Security service ends protest against Sudan dams

Security agents violently broke up a protest in Khartoum against the construction of two large dams on Thursday afternoon. They prevented them handing over of a memorandum to the Sudanese Human Rights Commission.

Protest in Sudan (file photo)

Security agents violently broke up a protest in Khartoum against the construction of two large dams on Thursday afternoon. They prevented them handing over of a memorandum to the Sudanese Human Rights Commission.

The protest was staged by the Committee against Dal and Kajbar dams, which expected to submit a petition to the Human Rights Commission in the city. The protesters demand the reopening of the investigation into the ‘Kajbar massacre’.

In June 2007, security forces killed four and injured at least 19 people near Sebo in northern Sudan. The people protested peacefully against the planned construction of the Kajbar Dam at the Nile’s Third Cataract.

One of the participants of Thursday’s protest told Radio Dabanga that the security force broke up the protest in front of the Human Rights Commission, in which dozens of protesters took part, and used force to disperse them.

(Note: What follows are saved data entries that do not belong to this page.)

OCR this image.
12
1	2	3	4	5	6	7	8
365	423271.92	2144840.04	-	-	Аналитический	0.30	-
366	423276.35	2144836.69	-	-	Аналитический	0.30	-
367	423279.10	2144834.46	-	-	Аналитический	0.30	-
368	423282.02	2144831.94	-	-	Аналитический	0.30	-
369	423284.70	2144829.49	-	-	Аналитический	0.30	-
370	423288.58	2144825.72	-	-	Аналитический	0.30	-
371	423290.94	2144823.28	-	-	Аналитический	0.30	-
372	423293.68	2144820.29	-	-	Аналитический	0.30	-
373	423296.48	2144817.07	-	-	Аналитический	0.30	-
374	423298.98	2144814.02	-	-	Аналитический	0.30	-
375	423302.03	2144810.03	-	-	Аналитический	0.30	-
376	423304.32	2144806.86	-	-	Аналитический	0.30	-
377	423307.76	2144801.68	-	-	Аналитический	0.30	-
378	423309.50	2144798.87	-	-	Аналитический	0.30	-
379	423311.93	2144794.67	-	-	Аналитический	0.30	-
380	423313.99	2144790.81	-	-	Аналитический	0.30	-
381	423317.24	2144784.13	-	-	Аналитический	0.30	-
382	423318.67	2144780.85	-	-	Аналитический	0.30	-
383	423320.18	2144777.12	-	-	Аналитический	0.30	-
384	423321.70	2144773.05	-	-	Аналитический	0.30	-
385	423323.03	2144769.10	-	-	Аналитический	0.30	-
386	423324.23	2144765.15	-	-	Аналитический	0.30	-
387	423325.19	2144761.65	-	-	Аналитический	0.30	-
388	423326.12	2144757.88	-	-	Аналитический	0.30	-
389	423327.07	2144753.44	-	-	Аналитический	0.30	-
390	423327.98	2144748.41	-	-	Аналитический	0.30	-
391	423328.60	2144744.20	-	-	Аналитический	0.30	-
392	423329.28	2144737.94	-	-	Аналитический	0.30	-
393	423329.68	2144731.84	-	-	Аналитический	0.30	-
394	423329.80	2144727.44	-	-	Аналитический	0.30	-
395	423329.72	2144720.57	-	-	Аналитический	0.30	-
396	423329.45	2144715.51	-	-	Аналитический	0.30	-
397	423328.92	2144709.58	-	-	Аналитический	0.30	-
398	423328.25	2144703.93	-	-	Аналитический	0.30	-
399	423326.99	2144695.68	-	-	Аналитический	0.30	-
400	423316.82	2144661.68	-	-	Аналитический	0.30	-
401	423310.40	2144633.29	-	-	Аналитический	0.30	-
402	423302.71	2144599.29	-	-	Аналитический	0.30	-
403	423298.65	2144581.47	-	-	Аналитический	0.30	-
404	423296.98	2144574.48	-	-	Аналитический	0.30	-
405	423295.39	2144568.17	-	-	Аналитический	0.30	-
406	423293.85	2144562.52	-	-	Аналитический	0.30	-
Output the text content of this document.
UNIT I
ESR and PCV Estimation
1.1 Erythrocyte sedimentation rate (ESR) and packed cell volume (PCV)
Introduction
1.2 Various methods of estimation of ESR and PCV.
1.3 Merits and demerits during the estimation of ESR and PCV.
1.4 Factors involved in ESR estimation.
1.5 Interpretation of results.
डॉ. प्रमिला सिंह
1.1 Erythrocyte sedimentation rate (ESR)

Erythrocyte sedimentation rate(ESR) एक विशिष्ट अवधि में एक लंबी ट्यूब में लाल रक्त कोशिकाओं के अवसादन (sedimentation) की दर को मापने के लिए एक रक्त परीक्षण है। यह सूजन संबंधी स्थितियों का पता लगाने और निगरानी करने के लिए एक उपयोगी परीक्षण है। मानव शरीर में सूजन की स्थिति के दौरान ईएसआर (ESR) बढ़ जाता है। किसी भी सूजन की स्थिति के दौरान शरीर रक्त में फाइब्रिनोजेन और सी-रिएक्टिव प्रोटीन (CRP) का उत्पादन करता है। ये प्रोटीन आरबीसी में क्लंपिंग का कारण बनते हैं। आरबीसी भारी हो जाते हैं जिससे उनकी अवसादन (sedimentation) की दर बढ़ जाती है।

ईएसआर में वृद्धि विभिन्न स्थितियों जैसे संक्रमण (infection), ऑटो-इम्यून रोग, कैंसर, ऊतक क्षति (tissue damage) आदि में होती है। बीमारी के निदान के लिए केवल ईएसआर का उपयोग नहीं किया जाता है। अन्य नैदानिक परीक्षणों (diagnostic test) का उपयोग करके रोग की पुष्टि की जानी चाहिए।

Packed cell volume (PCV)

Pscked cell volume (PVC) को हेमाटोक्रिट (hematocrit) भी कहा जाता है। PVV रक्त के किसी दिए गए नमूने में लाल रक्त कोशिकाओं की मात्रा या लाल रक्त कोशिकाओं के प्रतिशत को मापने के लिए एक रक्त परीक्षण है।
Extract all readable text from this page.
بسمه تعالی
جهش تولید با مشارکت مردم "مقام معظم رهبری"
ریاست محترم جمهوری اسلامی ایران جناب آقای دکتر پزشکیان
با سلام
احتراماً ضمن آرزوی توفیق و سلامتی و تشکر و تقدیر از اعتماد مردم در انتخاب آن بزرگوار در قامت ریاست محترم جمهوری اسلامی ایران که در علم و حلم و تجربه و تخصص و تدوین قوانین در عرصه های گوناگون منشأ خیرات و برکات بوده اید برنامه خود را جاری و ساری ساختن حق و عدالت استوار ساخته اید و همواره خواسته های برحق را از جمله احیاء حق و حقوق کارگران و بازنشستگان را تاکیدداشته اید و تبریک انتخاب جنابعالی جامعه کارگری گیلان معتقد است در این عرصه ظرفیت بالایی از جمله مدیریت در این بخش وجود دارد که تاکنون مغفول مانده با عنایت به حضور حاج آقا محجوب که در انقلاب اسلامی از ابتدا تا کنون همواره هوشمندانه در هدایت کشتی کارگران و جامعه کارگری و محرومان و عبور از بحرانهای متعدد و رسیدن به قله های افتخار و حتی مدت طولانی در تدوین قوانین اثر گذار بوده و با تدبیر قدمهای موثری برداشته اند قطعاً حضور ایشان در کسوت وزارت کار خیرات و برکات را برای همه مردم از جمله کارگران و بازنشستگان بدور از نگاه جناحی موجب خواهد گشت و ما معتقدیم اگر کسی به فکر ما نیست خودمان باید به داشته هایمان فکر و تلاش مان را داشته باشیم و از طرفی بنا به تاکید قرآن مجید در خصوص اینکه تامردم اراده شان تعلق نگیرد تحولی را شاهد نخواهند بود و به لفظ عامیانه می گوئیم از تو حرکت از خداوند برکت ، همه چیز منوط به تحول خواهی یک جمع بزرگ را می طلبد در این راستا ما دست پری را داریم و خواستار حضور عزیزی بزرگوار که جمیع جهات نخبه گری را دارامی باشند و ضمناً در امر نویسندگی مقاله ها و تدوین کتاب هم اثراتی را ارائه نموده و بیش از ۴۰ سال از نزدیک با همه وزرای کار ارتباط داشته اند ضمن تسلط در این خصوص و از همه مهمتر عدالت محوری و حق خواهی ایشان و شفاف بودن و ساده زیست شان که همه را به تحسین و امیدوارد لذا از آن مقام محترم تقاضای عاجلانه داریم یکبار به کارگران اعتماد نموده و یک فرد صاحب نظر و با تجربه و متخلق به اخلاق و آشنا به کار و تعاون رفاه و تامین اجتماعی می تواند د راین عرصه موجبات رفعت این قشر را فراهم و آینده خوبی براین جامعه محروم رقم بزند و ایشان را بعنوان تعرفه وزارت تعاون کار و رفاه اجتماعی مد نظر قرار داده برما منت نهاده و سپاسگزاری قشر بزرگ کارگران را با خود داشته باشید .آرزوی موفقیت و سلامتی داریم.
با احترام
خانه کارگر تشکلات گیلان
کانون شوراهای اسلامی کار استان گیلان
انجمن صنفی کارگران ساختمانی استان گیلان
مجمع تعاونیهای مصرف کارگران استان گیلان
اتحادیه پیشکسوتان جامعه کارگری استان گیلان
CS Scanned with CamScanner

He explained that the members of the security service vacated the staff from the office of the commission, occupied all the entrances and prevented protesters from handing over the memorandum.

In 2007, a security force opened fire on people peacefully protesting against the construction of the Kajbar dam in Sudan’s Northern State and killed four people. At least 19 people were injured.

Last month the Youth Committee Against the Kajbar and Dal Dams has renewed its demand for an investigation into the killing of the peaceful protesters eleven years ago.

The Association of Nubians living in northern Sudan warned that the construction of the two dams will wipe out more than 7,000 years of Nubian civilisation.

Protests against new dams in northern Sudan intensified after Saudi Arabia agreed to finance the construction of the two dams on November 3, 2015. Many opposition forces voiced their support to the Nubian campaign against the dams.

Hydropower

Over the years the government of Sudan has developed plans to increase the provision of power by the construction of a number of extra dams in northern and eastern Sudan. In February this year, the operation of the first turbine of the Upper Atbara-Setit Dam Complex in the El Gedaref-Kassala border area was inaugurated by the Sudanese president.

The 30,000 families displaced by the mega-project complain of high rates of unemployment and poverty because of the government’s non-commitment to compensate the damages to their farmlands.

The government agreed to construct the Kajbar, Dal, and Shireik dams at cataracts of the Nile after passing a framework agreement with Saudi Arabia in 2015, which committed to inject millions for the construction.

Protesters against these dams have been detained by the Sudanese security service on multiple occassions. According to the NGO International Rivers the Kajbar Dam will displace more than 10,000 people and submerge an estimated 500 archaeological sites. The Dal Dam, on the second cataract, will displace at least 5,000 people.